Prof. Takashi Yorifuji from the Okayama University stated that, “Although it may be not a simple task to establish a causal relationship between mercury exposure and observed health effects, we have much evidence on (methyl)mercury toxicity. Thus, if we know that there is mercury exposure, we should conduct some precautions before scientific evidence is established in Indonesia while conducting scientific research,” said Yorifuji.

Yoichi Tani added that, ”Countries that use mercury intentionally should establish a strong regulation to prevent further mercury poisoning before it’s too late and ratify the Minamata Convention on mercury as soon as possible.”

Tuti Mintarsih, Director General of Waste, Hazardous Substances and Hazardous Waste, Ministry of Environment and Forestry of Indonesia, after meeting the mercury poisoning victims from Minamata and Indonesia’s gold rush hotspots in her office, stated that, “We should learn from the Minamata tragedy.

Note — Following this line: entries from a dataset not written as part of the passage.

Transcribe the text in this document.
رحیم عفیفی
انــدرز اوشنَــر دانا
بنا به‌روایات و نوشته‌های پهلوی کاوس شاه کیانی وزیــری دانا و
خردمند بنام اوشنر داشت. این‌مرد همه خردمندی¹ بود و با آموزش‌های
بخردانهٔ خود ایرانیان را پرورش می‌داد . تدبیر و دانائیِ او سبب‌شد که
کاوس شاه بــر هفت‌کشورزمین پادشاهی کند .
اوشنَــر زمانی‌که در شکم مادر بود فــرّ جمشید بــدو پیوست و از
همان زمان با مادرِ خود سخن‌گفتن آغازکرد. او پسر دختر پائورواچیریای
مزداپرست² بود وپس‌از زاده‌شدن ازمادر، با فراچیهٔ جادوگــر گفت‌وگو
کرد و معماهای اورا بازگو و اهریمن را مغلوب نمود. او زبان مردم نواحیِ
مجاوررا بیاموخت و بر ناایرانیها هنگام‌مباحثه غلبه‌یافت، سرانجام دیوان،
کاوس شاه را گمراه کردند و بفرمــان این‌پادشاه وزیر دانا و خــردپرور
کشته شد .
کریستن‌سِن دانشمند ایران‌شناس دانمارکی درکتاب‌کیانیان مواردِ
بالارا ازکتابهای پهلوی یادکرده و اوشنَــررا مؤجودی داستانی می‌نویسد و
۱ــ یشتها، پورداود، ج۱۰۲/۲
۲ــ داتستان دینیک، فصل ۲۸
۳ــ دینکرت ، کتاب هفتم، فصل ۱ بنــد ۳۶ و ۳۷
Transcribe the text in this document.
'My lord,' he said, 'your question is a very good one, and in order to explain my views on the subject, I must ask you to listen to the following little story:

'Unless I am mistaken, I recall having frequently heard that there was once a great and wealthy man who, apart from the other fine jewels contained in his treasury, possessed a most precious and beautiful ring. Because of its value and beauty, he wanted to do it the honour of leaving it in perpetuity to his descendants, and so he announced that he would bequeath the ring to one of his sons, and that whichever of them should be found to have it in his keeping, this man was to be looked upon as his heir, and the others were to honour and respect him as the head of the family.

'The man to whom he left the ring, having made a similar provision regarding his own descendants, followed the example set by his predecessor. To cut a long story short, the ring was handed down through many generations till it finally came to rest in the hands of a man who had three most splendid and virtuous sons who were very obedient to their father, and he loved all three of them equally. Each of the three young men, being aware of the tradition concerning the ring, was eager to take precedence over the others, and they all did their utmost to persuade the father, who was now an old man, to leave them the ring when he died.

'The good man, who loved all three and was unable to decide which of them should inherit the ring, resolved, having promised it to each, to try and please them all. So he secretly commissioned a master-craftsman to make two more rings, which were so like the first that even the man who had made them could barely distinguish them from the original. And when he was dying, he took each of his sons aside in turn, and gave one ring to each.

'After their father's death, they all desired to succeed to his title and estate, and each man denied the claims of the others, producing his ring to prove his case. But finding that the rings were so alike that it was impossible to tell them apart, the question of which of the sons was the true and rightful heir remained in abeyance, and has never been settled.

All stakeholders should prevent the mercury pollution and environmental degradation caused by uncontrolled mercury use to achieve mercury-free Indonesia by 2020.”

"It is the duty of the state is to guarantee the rights to live in a healthy environment of its citizens, especially children, so they can live healthy and grow to become the strong generation of Indonesia," said Yuyun, who also the IPEN lead for ASGM/Mining and the Goldman Environmental Prize 2009 recipient. "Environmental and public health should come first over the interests of the business if we want to achieve sustainable development goals. Indonesia cannot afford to have the same interventions in Minamata.”